When trying to generate a query of the form "SELECT * FROM Users WHERE UserID IN(1, 2, 3, 4, 5);" in LINQ the result becomes "SELECT * FROM Users WHERE UserID=1 OR UserID=2 OR UserID=3 OR UserID=4 OR UserID=5;" instead.

I benchmarked both SQL query directly in mysql to make sure. I consistenly found IN() to be much faster than using OR.

I ran a loop of 1000x the equivalent queries (for consistency, I used sql_no_cache):
IN - 2.34969592094s
OR - 5.83781504631s

How to repeat:
ICollection<int> bigList = new List<int>();
for(int i=0; i<100; ++i)

var results = (from user in DB.Users where bigList.Contains(user.ID) select user.LastName).ToList();

This generates the following SQL statement by the .NET Connector:
SELECT `Extent1`.`LastName` FROM `Users` AS `Extent1` WHERE (0 = `Extent1`.`ID`) OR (1 = `Extent1`.`ID`) OR (2 = `Extent1`.`ID`) OR (3 = `Extent1`.`ID`)[...truncated to clarity's sake...]  OR (99 = `Extent1`.`ID`)

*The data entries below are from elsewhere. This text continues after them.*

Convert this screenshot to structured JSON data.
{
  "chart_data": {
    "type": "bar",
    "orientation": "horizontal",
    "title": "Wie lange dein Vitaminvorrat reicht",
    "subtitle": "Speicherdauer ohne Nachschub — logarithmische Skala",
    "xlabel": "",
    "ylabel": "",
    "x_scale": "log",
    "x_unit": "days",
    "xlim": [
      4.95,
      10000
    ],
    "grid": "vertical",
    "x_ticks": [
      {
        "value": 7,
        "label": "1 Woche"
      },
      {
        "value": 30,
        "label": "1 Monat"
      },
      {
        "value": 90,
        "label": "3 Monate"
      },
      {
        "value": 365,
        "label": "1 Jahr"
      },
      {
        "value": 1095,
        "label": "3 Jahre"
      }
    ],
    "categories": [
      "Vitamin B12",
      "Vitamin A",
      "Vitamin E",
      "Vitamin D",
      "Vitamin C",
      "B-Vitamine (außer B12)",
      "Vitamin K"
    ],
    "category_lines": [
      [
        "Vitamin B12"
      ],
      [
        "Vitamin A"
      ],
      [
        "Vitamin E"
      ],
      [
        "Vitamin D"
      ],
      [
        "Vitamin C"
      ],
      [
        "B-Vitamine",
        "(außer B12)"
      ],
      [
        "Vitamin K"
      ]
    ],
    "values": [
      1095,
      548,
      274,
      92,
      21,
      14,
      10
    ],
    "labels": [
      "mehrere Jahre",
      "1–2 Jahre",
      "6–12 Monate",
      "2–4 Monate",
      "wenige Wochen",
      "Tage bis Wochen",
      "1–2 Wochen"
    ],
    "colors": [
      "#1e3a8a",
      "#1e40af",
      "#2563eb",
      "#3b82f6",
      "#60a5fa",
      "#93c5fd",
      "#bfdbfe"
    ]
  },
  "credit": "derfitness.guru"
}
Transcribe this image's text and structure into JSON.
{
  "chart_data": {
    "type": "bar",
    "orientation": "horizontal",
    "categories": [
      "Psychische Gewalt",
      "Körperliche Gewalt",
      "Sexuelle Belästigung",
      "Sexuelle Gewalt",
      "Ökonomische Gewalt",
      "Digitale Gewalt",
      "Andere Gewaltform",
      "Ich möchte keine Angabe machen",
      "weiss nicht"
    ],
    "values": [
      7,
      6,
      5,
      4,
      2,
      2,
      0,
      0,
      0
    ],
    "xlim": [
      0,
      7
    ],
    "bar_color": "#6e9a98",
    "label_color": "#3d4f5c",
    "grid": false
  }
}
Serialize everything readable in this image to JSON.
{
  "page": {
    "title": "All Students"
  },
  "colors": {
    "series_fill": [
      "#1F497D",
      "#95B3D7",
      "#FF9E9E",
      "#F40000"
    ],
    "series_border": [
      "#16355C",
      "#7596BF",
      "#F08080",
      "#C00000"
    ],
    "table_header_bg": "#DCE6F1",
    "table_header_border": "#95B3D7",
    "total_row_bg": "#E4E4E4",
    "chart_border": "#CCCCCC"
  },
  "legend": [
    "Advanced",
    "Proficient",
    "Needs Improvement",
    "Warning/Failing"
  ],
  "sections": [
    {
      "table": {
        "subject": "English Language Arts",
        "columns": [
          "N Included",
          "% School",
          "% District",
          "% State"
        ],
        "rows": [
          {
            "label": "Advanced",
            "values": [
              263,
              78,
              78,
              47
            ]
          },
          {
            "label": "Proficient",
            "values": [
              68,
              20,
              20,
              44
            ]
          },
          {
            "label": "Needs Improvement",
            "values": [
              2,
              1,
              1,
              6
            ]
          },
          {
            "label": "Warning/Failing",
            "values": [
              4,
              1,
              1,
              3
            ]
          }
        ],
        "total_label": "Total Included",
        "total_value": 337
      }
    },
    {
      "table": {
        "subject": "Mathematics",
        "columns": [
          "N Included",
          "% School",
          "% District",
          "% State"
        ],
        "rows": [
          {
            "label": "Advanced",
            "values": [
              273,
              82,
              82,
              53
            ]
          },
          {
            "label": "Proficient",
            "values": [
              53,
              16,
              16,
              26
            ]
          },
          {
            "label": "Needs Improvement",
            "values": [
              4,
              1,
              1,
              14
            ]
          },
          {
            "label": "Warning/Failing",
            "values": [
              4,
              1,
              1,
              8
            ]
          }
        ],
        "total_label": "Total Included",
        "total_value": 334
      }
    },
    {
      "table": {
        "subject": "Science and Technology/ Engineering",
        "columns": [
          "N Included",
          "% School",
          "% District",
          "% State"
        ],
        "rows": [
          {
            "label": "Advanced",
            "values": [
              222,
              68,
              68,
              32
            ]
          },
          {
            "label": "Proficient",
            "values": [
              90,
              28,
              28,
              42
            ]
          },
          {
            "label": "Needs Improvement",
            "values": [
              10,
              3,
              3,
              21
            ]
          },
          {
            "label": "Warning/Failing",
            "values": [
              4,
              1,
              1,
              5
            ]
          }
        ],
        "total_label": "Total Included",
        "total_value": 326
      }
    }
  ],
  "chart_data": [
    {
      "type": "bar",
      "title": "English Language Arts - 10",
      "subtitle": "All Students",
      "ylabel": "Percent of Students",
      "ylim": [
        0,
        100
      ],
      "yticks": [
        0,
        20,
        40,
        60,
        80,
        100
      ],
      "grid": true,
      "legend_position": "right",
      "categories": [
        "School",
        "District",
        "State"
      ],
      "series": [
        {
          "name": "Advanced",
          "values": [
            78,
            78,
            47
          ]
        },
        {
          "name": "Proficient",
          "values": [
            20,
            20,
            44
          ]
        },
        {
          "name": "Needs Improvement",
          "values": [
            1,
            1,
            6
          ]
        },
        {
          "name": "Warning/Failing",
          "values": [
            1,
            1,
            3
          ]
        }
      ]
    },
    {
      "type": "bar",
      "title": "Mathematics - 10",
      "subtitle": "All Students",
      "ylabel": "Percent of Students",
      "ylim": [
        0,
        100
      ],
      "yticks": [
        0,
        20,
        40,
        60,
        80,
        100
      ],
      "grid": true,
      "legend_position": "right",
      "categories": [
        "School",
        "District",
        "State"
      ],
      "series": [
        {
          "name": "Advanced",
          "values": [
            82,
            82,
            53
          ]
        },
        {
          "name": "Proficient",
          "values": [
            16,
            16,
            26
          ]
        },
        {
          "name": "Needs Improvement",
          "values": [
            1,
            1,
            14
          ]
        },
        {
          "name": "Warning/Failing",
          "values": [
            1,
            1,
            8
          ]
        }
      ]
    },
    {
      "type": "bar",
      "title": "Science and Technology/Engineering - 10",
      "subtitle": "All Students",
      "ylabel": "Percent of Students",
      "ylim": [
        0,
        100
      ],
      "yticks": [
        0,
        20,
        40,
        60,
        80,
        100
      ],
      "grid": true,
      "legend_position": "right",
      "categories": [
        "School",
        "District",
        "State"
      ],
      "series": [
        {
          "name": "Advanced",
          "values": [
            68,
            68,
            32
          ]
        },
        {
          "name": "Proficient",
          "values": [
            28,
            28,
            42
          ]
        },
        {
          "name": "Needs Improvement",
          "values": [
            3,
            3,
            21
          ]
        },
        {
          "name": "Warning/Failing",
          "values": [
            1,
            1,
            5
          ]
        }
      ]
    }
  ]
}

However, the default data provider for Microsoft's MSSQL 2008 generates the (much faster) SQL:
SELECT [Extent1.LastName] FROM [Users] AS [Extent1] WHERE [Extent1.ID] IN (0, 1, 2, 3, [...truncated...], 99)

Suggested fix:
As writte in the Description - "IN" is a lot faster than doing so many ORs. Furthermore it makes more sense to convert LINQ's "bigList.Contains(user.ID)" to "Users.ID IN (...)" than converting the list to multiple ORs.

If I wanted so many ORs, I would've used the "||" in LINQ ;)
[19 Jul 2012 22:44] John Russell
Added to changelog for 6.5.5: 

The LINQ to SQL data provider for MySQL was generating inefficient
code for the Contains() method, producing a query with multiple OR
clauses instead of the more efficient IN clause.